中学時代の栄光を回顧しつつ、密かに指を折って数え始めた。
130前後でストップした。
これは、ちょっとした挑戦心を駆り立てた。
それから、研修で暇な時間ができる度に数え、思い出せなかった国は家に帰ってから調べ、また数え、調べ、を繰り返した。
中でもアフリカが鬼門だった。なんと50カ国以上もあるのだ。絶対おかしいと思う。普通に日本で生活していたら一生のうちで10カ国くらいしか聞かないと思う。普通に生活していない自分でも、当初は30も言えなかった。
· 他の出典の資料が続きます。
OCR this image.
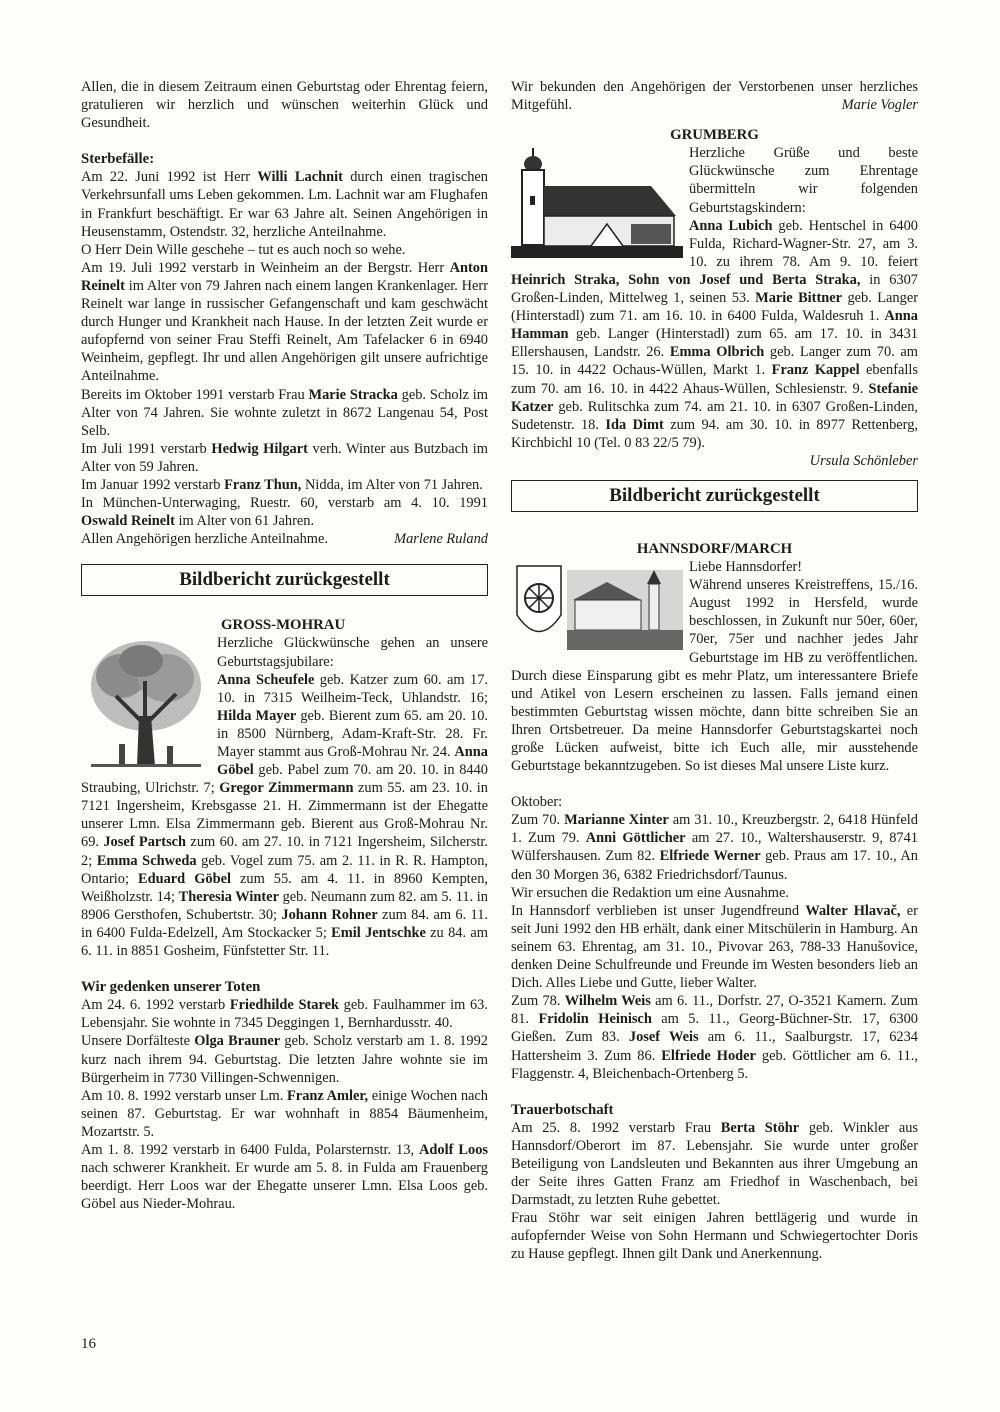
Allen, die in diesem Zeitraum einen Geburtstag oder Ehrentag feiern, gratulieren wir herzlich und wünschen weiterhin Glück und Gesundheit.

Sterbefälle:

Am 22. Juni 1992 ist Herr Willi Lachnit durch einen tragischen Verkehrsunfall ums Leben gekommen. Lm. Lachnit war am Flughafen in Frankfurt beschäftigt. Er war 63 Jahre alt. Seinen Angehörigen in Heusenstamm, Ostendstr. 32, herzliche Anteilnahme.

O Herr Dein Wille geschehe – tut es auch noch so wehe.

Am 19. Juli 1992 verstarb in Weinheim an der Bergstr. Herr Anton Reinelt im Alter von 79 Jahren nach einem langen Krankenlager. Herr Reinelt war lange in russischer Gefangenschaft und kam geschwächt durch Hunger und Krankheit nach Hause. In der letzten Zeit wurde er aufopfernd von seiner Frau Steffi Reinelt, Am Tafelacker 6 in 6940 Weinheim, gepflegt. Ihr und allen Angehörigen gilt unsere aufrichtige Anteilnahme.

Bereits im Oktober 1991 verstarb Frau Marie Stracka geb. Scholz im Alter von 74 Jahren. Sie wohnte zuletzt in 8672 Langenau 54, Post Selb.

Im Juli 1991 verstarb Hedwig Hilgart verh. Winter aus Butzbach im Alter von 59 Jahren.

Im Januar 1992 verstarb Franz Thun, Nidda, im Alter von 71 Jahren.

In München-Unterwaging, Ruestr. 60, verstarb am 4. 10. 1991 Oswald Reinelt im Alter von 61 Jahren.

Allen Angehörigen herzliche Anteilnahme.	Marlene Ruland

Bildbericht zurückgestellt

GROSS-MOHRAU

Herzliche Glückwünsche gehen an unsere Geburtstagsjubilare:
Anna Scheufele geb. Katzer zum 60. am 17. 10. in 7315 Weilheim-Teck, Uhlandstr. 16; Hilda Mayer geb. Bierent zum 65. am 20. 10. in 8500 Nürnberg, Adam-Kraft-Str. 28. Fr. Mayer stammt aus Groß-Mohrau Nr. 24. Anna Göbel geb. Pabel zum 70. am 20. 10. in 8440 Straubing, Ulrichstr. 7; Gregor Zimmermann zum 55. am 23. 10. in 7121 Ingersheim, Krebsgasse 21. H. Zimmermann ist der Ehegatte unserer Lmn. Elsa Zimmermann geb. Bierent aus Groß-Mohrau Nr. 69. Josef Partsch zum 60. am 27. 10. in 7121 Ingersheim, Silcherstr. 2; Emma Schweda geb. Vogel zum 75. am 2. 11. in R. R. Hampton, Ontario; Eduard Göbel zum 55. am 4. 11. in 8960 Kempten, Weißholzstr. 14; Theresia Winter geb. Neumann zum 82. am 5. 11. in 8906 Gersthofen, Schubertstr. 30; Johann Rohner zum 84. am 6. 11. in 6400 Fulda-Edelzell, Am Stockacker 5; Emil Jentschke zu 84. am 6. 11. in 8851 Gosheim, Fünfstetter Str. 11.

Wir gedenken unserer Toten

Am 24. 6. 1992 verstarb Friedhilde Starek geb. Faulhammer im 63. Lebensjahr. Sie wohnte in 7345 Deggingen 1, Bernhardusstr. 40.

Unsere Dorfälteste Olga Brauner geb. Scholz verstarb am 1. 8. 1992 kurz nach ihrem 94. Geburtstag. Die letzten Jahre wohnte sie im Bürgerheim in 7730 Villingen-Schwennigen.

Am 10. 8. 1992 verstarb unser Lm. Franz Amler, einige Wochen nach seinen 87. Geburtstag. Er war wohnhaft in 8854 Bäumenheim, Mozartstr. 5.

Am 1. 8. 1992 verstarb in 6400 Fulda, Polarsternstr. 13, Adolf Loos nach schwerer Krankheit. Er wurde am 5. 8. in Fulda am Frauenberg beerdigt. Herr Loos war der Ehegatte unserer Lmn. Elsa Loos geb. Göbel aus Nieder-Mohrau.

Wir bekunden den Angehörigen der Verstorbenen unser herzliches Mitgefühl.	Marie Vogler

GRUMBERG

Herzliche Grüße und beste Glückwünsche zum Ehrentage übermitteln wir folgenden Geburtstagskindern:
Anna Lubich geb. Hentschel in 6400 Fulda, Richard-Wagner-Str. 27, am 3. 10. zu ihrem 78. Am 9. 10. feiert Heinrich Straka, Sohn von Josef und Berta Straka, in 6307 Großen-Linden, Mittelweg 1, seinen 53. Marie Bittner geb. Langer (Hinterstadl) zum 71. am 16. 10. in 6400 Fulda, Waldesruh 1. Anna Hamman geb. Langer (Hinterstadl) zum 65. am 17. 10. in 3431 Ellershausen, Landstr. 26. Emma Olbrich geb. Langer zum 70. am 15. 10. in 4422 Ochaus-Wüllen, Markt 1. Franz Kappel ebenfalls zum 70. am 16. 10. in 4422 Ahaus-Wüllen, Schlesienstr. 9. Stefanie Katzer geb. Rulitschka zum 74. am 21. 10. in 6307 Großen-Linden, Sudetenstr. 18. Ida Dimt zum 94. am 30. 10. in 8977 Rettenberg, Kirchbichl 10 (Tel. 0 83 22/5 79).

Ursula Schönleber

Bildbericht zurückgestellt

HANNSDORF/MARCH

Liebe Hannsdorfer!
Während unseres Kreistreffens, 15./16. August 1992 in Hersfeld, wurde beschlossen, in Zukunft nur 50er, 60er, 70er, 75er und nachher jedes Jahr Geburtstage im HB zu veröffentlichen. Durch diese Einsparung gibt es mehr Platz, um interessantere Briefe und Atikel von Lesern erscheinen zu lassen. Falls jemand einen bestimmten Geburtstag wissen möchte, dann bitte schreiben Sie an Ihren Ortsbetreuer. Da meine Hannsdorfer Geburtstagskartei noch große Lücken aufweist, bitte ich Euch alle, mir ausstehende Geburtstage bekanntzugeben. So ist dieses Mal unsere Liste kurz.

Oktober:

Zum 70. Marianne Xinter am 31. 10., Kreuzbergstr. 2, 6418 Hünfeld 1. Zum 79. Anni Göttlicher am 27. 10., Waltershauserstr. 9, 8741 Wülfershausen. Zum 82. Elfriede Werner geb. Praus am 17. 10., An den 30 Morgen 36, 6382 Friedrichsdorf/Taunus.

Wir ersuchen die Redaktion um eine Ausnahme.

In Hannsdorf verblieben ist unser Jugendfreund Walter Hlavač, er seit Juni 1992 den HB erhält, dank einer Mitschülerin in Hamburg. An seinem 63. Ehrentag, am 31. 10., Pivovar 263, 788-33 Hanušovice, denken Deine Schulfreunde und Freunde im Westen besonders lieb an Dich. Alles Liebe und Gutte, lieber Walter.

Zum 78. Wilhelm Weis am 6. 11., Dorfstr. 27, O-3521 Kamern. Zum 81. Fridolin Heinisch am 5. 11., Georg-Büchner-Str. 17, 6300 Gießen. Zum 83. Josef Weis am 6. 11., Saalburgstr. 17, 6234 Hattersheim 3. Zum 86. Elfriede Hoder geb. Göttlicher am 6. 11., Flaggenstr. 4, Bleichenbach-Ortenberg 5.

Trauerbotschaft

Am 25. 8. 1992 verstarb Frau Berta Stöhr geb. Winkler aus Hannsdorf/Oberort im 87. Lebensjahr. Sie wurde unter großer Beteiligung von Landsleuten und Bekannten aus ihrer Umgebung an der Seite ihres Gatten Franz am Friedhof in Waschenbach, bei Darmstadt, zu letzten Ruhe gebettet.

Frau Stöhr war seit einigen Jahren bettlägerig und wurde in aufopfernder Weise von Sohn Hermann und Schwiegertochter Doris zu Hause gepflegt. Ihnen gilt Dank und Anerkennung.

16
残りの20くらいを中米の島辺りに分散させても、たぶんほとんどの日本人は気付か…失礼しました何でもないです。
そして3週間が経った頃。
ついに、全国連加盟国を暗記することに成功した。
これは自分の中で、ちょっとした自信となった。
頑張れば案外覚えられるんだな、と。
そして、世界に自分の知らない国は無い、という事実。
この事実に気がついたとき、痺れるような思いだった。世界に知らない場所なんてもはやないのだ。
ただ研修は、全く頭に入らなかったけれど。
この前、久しぶりにこのゲームをやってみた。
140までは普通に行けたけど、そこからが苦戦、結局155くらいが限界だった。
中学3年生に逆戻りだ。
それは、中学3年生のときと、同じだけ頭の容量が空いているということかもしれない。
中学3年生の春ーーあの頃の自分は、直後に進学した高校で、いくらでも新しい知識を吸収することができた。
さあ、今の自分は、これからどんな知識を頭にインプットしていこうか。
稼いだお金で世界のどこへでも行けるようになった、大人の自分は。